Following the destruction of the school’s initial premises during an Allied bombing raid targeting nearby railway infrastructure, the school relocated to alternative buildings in Maisons-Laffitte. The institution continued to operate with a small number of students during the war years and gradually expanded in the post-war period.

In 1980, influenced by the international community in Maisons-Laffitte, the school introduced a bilingual educational model and adopted an approach focused on internationalism. Building on this orientation, Ermitage International School Paris launched the international option of the French Baccalaureate (BFI) in 2003. Two years later, in 2005, the school joined the Round Square network, connecting it to over 200 schools across five continents and facilitating international student exchanges. Continuing its commitment to international education, Ermitage incorporated the International Baccalaureate (IB) programmes into its curriculum in 2009.

== Campus & Location ==
The school's campus stretches across multiple buildings in Maisons-Laffitte, a great part of them located in the historical park area. Some of the principal locations include:

- 10 avenue Desaix (French Bilingual Primary School)
- 46 avenue Eglé (IB School and offices)
- 24 avenue Eglé (French Bilingual Middle School)
- 18 rue des Côtes (French Bilingual High School)

== Academics programmes ==
Ermitage Paris offers a choice between the French programme with bilingual options, from age 3 to 18, and the International Baccalaureate (IB) programme in English, from age 5 to 18.

=== French Bilingual Programme ===
Accredited by the French National Ministry of Education, French Bilingual programmes offer several options to meet the needs of each family, including the International Option Baccalaureate (BFI). It starts at age 3 with the French Bilingual Primary School, followed from age 11 by the French Bilingual Middle School, and finishes from age 14 with the French Bilingual High School. From Middle School onwards, classes are primarily taught in French, with the possibility of studying English and other languages at an advanced level.

=== International Baccalaureate (IB) Programmes ===
Ermitage Paris is recognised as an IB World School. In addition to its own International Primary Programme for students aged 5 to 10, which provides a bridge to the IB framework, the school is authorised to deliver both the IB Middle Years Programme (MYP) and the IB Diploma Programme (DP). The innovative IB pedagogical approach puts students at the centre of their learning. Learning is in English with all students also taking French classes (beginner to native level). An English as an Additional Language (EAL) Intensive or Enhanced programme is available for students in MYP. The International Primary Programme is an IB PYP Candidate School for 2026.

== Student body ==
Ermitage International School Paris enrolls students from early childhood through upper secondary education. The student population includes both French and international students. In 2025-2026 the school has approximately 1,500 students, covering more than 80 nationalities.

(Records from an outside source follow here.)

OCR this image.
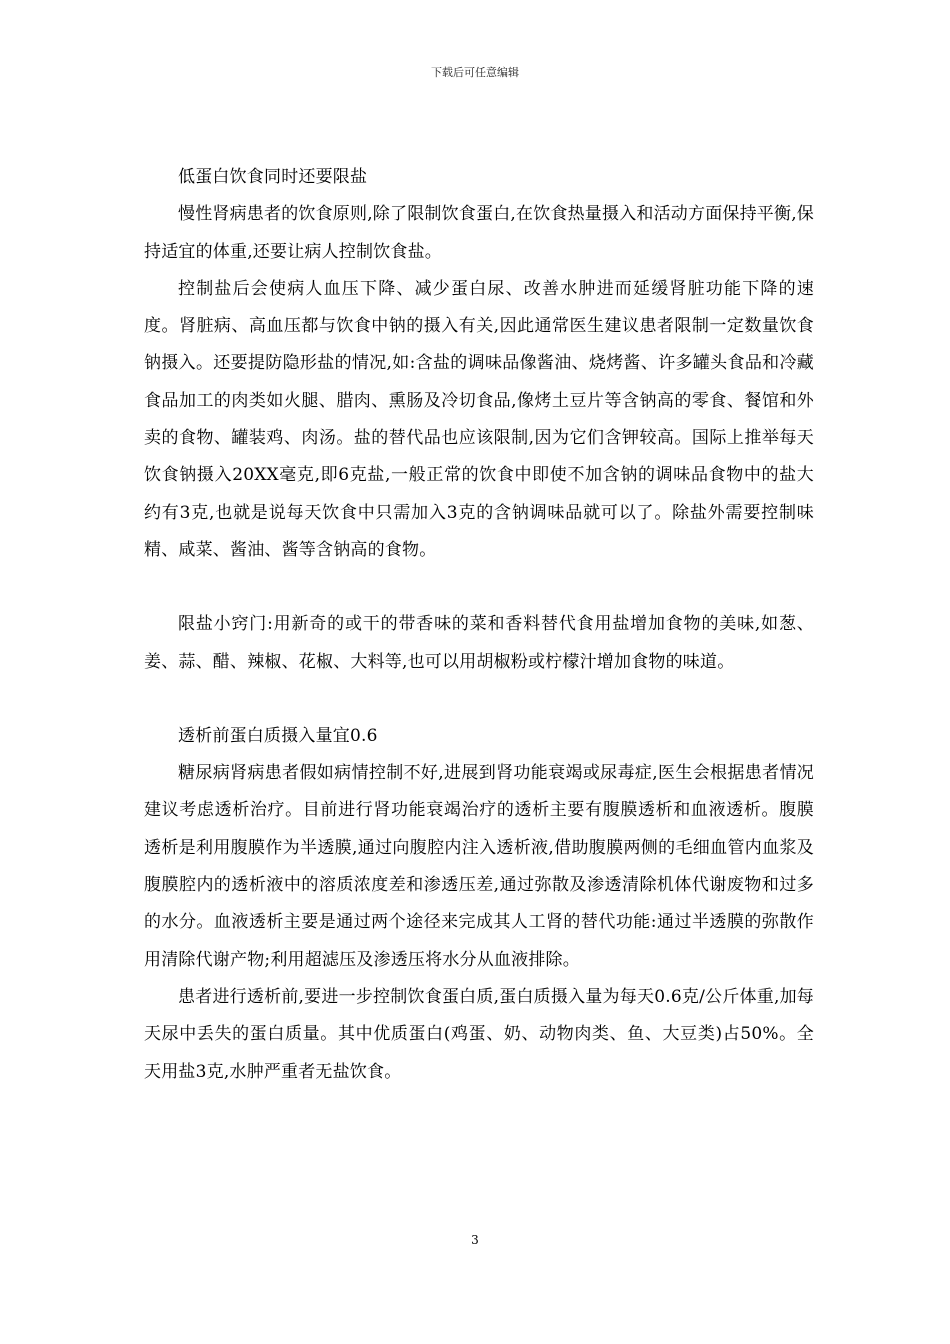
下载后可任意编辑
低蛋白饮食同时还要限盐

慢性肾病患者的饮食原则,除了限制饮食蛋白,在饮食热量摄入和活动方面保持平衡,保持适宜的体重,还要让病人控制饮食盐。

控制盐后会使病人血压下降、减少蛋白尿、改善水肿进而延缓肾脏功能下降的速度。肾脏病、高血压都与饮食中钠的摄入有关,因此通常医生建议患者限制一定数量饮食钠摄入。还要提防隐形盐的情况,如:含盐的调味品像酱油、烧烤酱、许多罐头食品和冷藏食品加工的肉类如火腿、腊肉、熏肠及冷切食品,像烤土豆片等含钠高的零食、餐馆和外卖的食物、罐装鸡、肉汤。盐的替代品也应该限制,因为它们含钾较高。国际上推举每天饮食钠摄入20XX毫克,即6克盐,一般正常的饮食中即使不加含钠的调味品食物中的盐大约有3克,也就是说每天饮食中只需加入3克的含钠调味品就可以了。除盐外需要控制味精、咸菜、酱油、酱等含钠高的食物。

限盐小窍门:用新奇的或干的带香味的菜和香料替代食用盐增加食物的美味,如葱、姜、蒜、醋、辣椒、花椒、大料等,也可以用胡椒粉或柠檬汁增加食物的味道。

透析前蛋白质摄入量宜0.6

糖尿病肾病患者假如病情控制不好,进展到肾功能衰竭或尿毒症,医生会根据患者情况建议考虑透析治疗。目前进行肾功能衰竭治疗的透析主要有腹膜透析和血液透析。腹膜透析是利用腹膜作为半透膜,通过向腹腔内注入透析液,借助腹膜两侧的毛细血管内血浆及腹膜腔内的透析液中的溶质浓度差和渗透压差,通过弥散及渗透清除机体代谢废物和过多的水分。血液透析主要是通过两个途径来完成其人工肾的替代功能:通过半透膜的弥散作用清除代谢产物;利用超滤压及渗透压将水分从血液排除。

患者进行透析前,要进一步控制饮食蛋白质,蛋白质摄入量为每天0.6克/公斤体重,加每天尿中丢失的蛋白质量。其中优质蛋白(鸡蛋、奶、动物肉类、鱼、大豆类)占50%。全天用盐3克,水肿严重者无盐饮食。

3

Classes are organised by age, grade level and count around 15 students per class in International Programmes and 23 in French Bilingual Programmes.

== Boarding ==
The school offers boarding facilities for secondary-level students, with options for 5-day and full-week boarding. Ermitage Paris has four boarding houses scattered throughout the Maisons-Laffitte park, which can accommodate 70 students aged 11 to 18.